We've been allowed to shop without masks this week. What a difference. My husband is still wearing his at times, and I have mine along, but haven't seen enough crowding to feel I need it. I can see and think!

Jun 18, 2020, 7:26 am

I shouldn't have got rid of the Elizabeth David - I parted with it reluctantly as it's an interesting book, but it's also bulky and I have finite shelf space ... Florence White's Good Things in England has a recipe for West Yorkshire oatcakes which are pretty similar to the Staffordshire ones (and more local to me) but require a large bakestone, which I haven't got, and a specific technique which I think I'd want to see demonstrated repeatedly before I could attempt it!

Masks aren't compulsory in shops here (they are on public transport) but it seemed sensible to wear one. Not comfortable, though, and as you suggest, surprisingly limiting to the vision eg when going down stairs. I'm glad to hear things are getting easier where you are.

Editado: Jun 18, 2020, 8:47 am

I wear glasses, and they condense every time I breathe out. Of course the fog goes away when I breathe in again, but that doesn't last long. Makes it hard to read ingredients. And I do feel that my brain doesn't get enough oxygen through the mask.

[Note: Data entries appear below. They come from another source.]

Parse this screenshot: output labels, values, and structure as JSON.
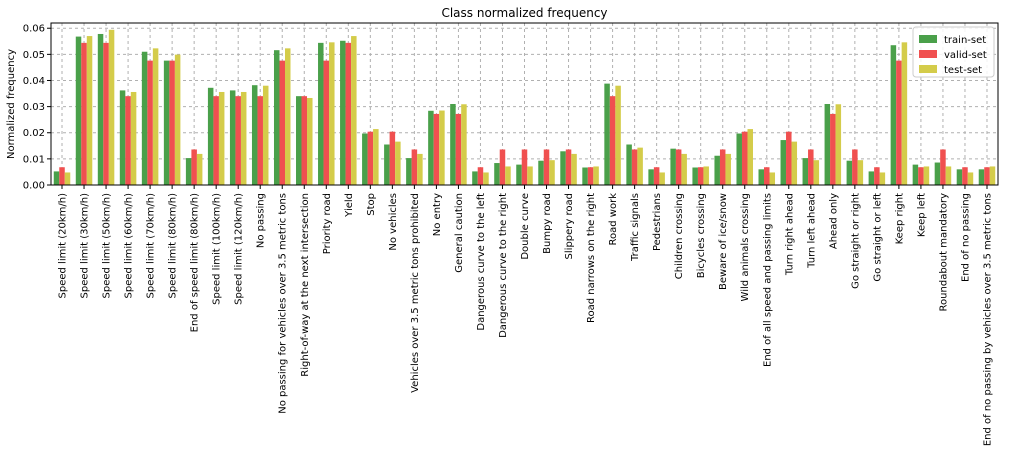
{
  "chart_data": {
    "type": "bar",
    "title": "Class normalized frequency",
    "xlabel": "",
    "ylabel": "Normalized frequency",
    "ylim": [
      0,
      0.062
    ],
    "yticks": [
      "0.00",
      "0.01",
      "0.02",
      "0.03",
      "0.04",
      "0.05",
      "0.06"
    ],
    "grid": true,
    "legend_position": "top-right",
    "categories": [
      "Speed limit (20km/h)",
      "Speed limit (30km/h)",
      "Speed limit (50km/h)",
      "Speed limit (60km/h)",
      "Speed limit (70km/h)",
      "Speed limit (80km/h)",
      "End of speed limit (80km/h)",
      "Speed limit (100km/h)",
      "Speed limit (120km/h)",
      "No passing",
      "No passing for vehicles over 3.5 metric tons",
      "Right-of-way at the next intersection",
      "Priority road",
      "Yield",
      "Stop",
      "No vehicles",
      "Vehicles over 3.5 metric tons prohibited",
      "No entry",
      "General caution",
      "Dangerous curve to the left",
      "Dangerous curve to the right",
      "Double curve",
      "Bumpy road",
      "Slippery road",
      "Road narrows on the right",
      "Road work",
      "Traffic signals",
      "Pedestrians",
      "Children crossing",
      "Bicycles crossing",
      "Beware of ice/snow",
      "Wild animals crossing",
      "End of all speed and passing limits",
      "Turn right ahead",
      "Turn left ahead",
      "Ahead only",
      "Go straight or right",
      "Go straight or left",
      "Keep right",
      "Keep left",
      "Roundabout mandatory",
      "End of no passing",
      "End of no passing by vehicles over 3.5 metric tons"
    ],
    "series": [
      {
        "name": "train-set",
        "color": "#4aa04a",
        "values": [
          0.0052,
          0.0568,
          0.0578,
          0.0362,
          0.051,
          0.0476,
          0.0103,
          0.0372,
          0.0362,
          0.0382,
          0.0516,
          0.034,
          0.0544,
          0.0552,
          0.0197,
          0.0155,
          0.0103,
          0.0284,
          0.031,
          0.0052,
          0.0084,
          0.0078,
          0.0093,
          0.0129,
          0.0067,
          0.0388,
          0.0155,
          0.006,
          0.0139,
          0.0067,
          0.0112,
          0.0197,
          0.006,
          0.0172,
          0.0103,
          0.031,
          0.0093,
          0.0052,
          0.0535,
          0.0078,
          0.0086,
          0.006,
          0.006
        ]
      },
      {
        "name": "valid-set",
        "color": "#f05050",
        "values": [
          0.0068,
          0.0544,
          0.0544,
          0.034,
          0.0476,
          0.0476,
          0.0136,
          0.034,
          0.034,
          0.034,
          0.0476,
          0.034,
          0.0476,
          0.0544,
          0.0204,
          0.0204,
          0.0136,
          0.0272,
          0.0272,
          0.0068,
          0.0136,
          0.0136,
          0.0136,
          0.0136,
          0.0068,
          0.034,
          0.0136,
          0.0068,
          0.0136,
          0.0068,
          0.0136,
          0.0204,
          0.0068,
          0.0204,
          0.0136,
          0.0272,
          0.0136,
          0.0068,
          0.0476,
          0.0068,
          0.0136,
          0.0068,
          0.0068
        ]
      },
      {
        "name": "test-set",
        "color": "#d4cc4a",
        "values": [
          0.0048,
          0.057,
          0.0594,
          0.0356,
          0.0523,
          0.0499,
          0.0119,
          0.0356,
          0.0356,
          0.038,
          0.0523,
          0.0333,
          0.0546,
          0.057,
          0.0214,
          0.0166,
          0.0119,
          0.0285,
          0.0309,
          0.0048,
          0.0071,
          0.0071,
          0.0095,
          0.0119,
          0.0071,
          0.038,
          0.0143,
          0.0048,
          0.0119,
          0.0071,
          0.0119,
          0.0214,
          0.0048,
          0.0166,
          0.0095,
          0.0309,
          0.0095,
          0.0048,
          0.0546,
          0.0071,
          0.0071,
          0.0048,
          0.0071
        ]
      }
    ]
  }
}
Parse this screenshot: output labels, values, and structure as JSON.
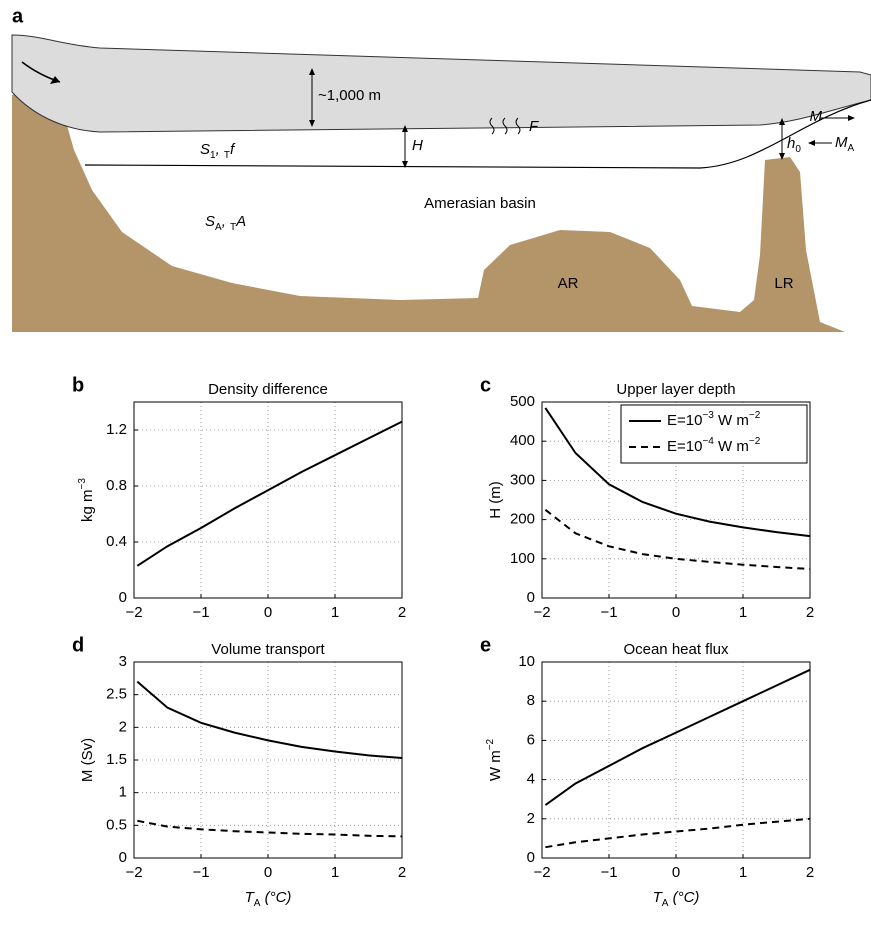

Library today. Masks not required, AND the normal lift was working. The last two visits I had to call and have someone come down and escort me up a freight lift. Then send me down again after I was done.

Jun 18, 2020, 10:33 am

>69 Sovay: Which Elizabeth David? I suspect a full collection would occupy about half a metre (or more) of shelf space.

Jun 18, 2020, 11:14 am

Editado: Jun 21, 2020, 6:15 am

I read a lousy bread book (from the library. Should have known by the publisher. Brot &Bier) but it did give me the idea to replace most of the water with a bottle of beer. The result was amazing. Very light fluffy bread. We're talking wholegrain wheat and spelt with oatmeal. I'm not even sure I like it. My preference is for a solid piece of bread, about halfway between this and the bricks that some whole grain bread can be. However, it looks and tastes really good, and fluffy is good for some purposes.